McCann grunted, impatient. “Have you much experience in the husbandry of animals, Malenfant? None of them look terribly old, do they? — I would wager that under excessive loading their bodies break down rather rapidly once the flush of youth is over.
“But the whip is surely necessary. In Africa I knew a man who tried to train elephants. You may know that while your Indian elephant has been tamed by the locals for centuries, your African runs wild. My acquaintance struggled to master his elephants, even though he imported experienced mahouts from India; freedom runs in the blood of those African tuskers, and they are fa
r more intelligent than, say, a horse.”
“Hence the whip.”
“Yes. For it is only by severe and strict punishment that such intelligent beasts can be controlled. Even then, of course, you can never be sure; even in India the tamest-looking elephant with a grudge against his mahout may wait years, decades — but he will take his one chance and gore or trample his tormentor, careless of his fate.
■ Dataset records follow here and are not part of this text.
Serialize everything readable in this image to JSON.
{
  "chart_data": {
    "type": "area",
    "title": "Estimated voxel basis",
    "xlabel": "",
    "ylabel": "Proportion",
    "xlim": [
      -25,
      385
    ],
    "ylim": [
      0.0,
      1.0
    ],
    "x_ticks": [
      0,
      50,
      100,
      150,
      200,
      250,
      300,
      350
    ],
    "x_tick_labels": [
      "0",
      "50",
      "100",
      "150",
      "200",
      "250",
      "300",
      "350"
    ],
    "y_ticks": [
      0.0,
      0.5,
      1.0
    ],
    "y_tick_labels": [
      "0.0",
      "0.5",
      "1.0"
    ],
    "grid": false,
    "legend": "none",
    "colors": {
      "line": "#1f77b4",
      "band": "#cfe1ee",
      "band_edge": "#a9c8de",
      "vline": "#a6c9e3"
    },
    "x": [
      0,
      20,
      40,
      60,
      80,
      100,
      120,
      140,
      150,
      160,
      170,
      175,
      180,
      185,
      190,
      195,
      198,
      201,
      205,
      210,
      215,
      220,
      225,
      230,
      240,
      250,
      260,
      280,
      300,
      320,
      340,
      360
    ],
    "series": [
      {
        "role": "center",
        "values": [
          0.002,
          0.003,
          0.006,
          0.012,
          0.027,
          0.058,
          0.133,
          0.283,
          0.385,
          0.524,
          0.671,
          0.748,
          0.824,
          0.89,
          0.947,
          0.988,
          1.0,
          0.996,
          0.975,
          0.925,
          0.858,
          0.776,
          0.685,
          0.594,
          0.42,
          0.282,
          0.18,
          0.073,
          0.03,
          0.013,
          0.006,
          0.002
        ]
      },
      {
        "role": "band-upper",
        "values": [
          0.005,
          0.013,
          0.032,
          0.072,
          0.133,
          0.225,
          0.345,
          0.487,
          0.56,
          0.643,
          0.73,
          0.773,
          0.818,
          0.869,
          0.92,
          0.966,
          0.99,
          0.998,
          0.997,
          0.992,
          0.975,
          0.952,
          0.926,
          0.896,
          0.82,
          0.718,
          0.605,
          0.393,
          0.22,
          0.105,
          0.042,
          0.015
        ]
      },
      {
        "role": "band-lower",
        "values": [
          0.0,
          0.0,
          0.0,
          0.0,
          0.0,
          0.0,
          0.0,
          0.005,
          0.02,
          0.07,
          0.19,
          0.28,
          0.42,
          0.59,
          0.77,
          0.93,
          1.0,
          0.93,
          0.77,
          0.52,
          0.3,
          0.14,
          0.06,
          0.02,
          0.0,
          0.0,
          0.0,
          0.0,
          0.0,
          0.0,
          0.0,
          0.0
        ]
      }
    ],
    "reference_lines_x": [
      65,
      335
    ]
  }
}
“Now your Runner, who is after all a man, if a different stripe of man, is surely more intelligent than an elephant. Hence, as you say, the whip. And perhaps other practices have been developed. See there — that grizzled, rather bent old chap is tied up to the boy.” The old man and the boy, sitting in the dirt, listless and naked, were attached by tight bonds around their ankles. “If you want to break an animal you will sometimes put him in with an older beast. The tamed creature may prove an example in the work to be done, and so forth. But in addition the young perceives there is no hope, you see, and quits his rebelliousness sooner.”
Malenfant said, “I don’t understand why these Runners don’t just up and get out of here.”
McCann pulled his walrus moustache. “These boys have probably been in captivity since they were very young — either born here, or wrest from their dead mothers” arms in the wild. They know nothing else; they cannot imagine freedom. And these wretches could not run off if you turned them free tomorrow. See how they limp the scars on the backs of their ankles? Hamstrung. Perhaps that explains their demeanour of defeat. They are creatures evolved, surely, for one thing above all else — running — and if they cannot run any more, they have no aspiration. Perhaps it is humane to excise the very possibility of escape; believe me, hope harms a creature far more than despair ever did…”
Praisegod Michael emerged from his chapel-like residence. His black robe flapped about his ankles, heavy, as he walked. He threw his arms wide, loudly sniffing the air. Then he fell to his knees, bowed his head, and began to pray.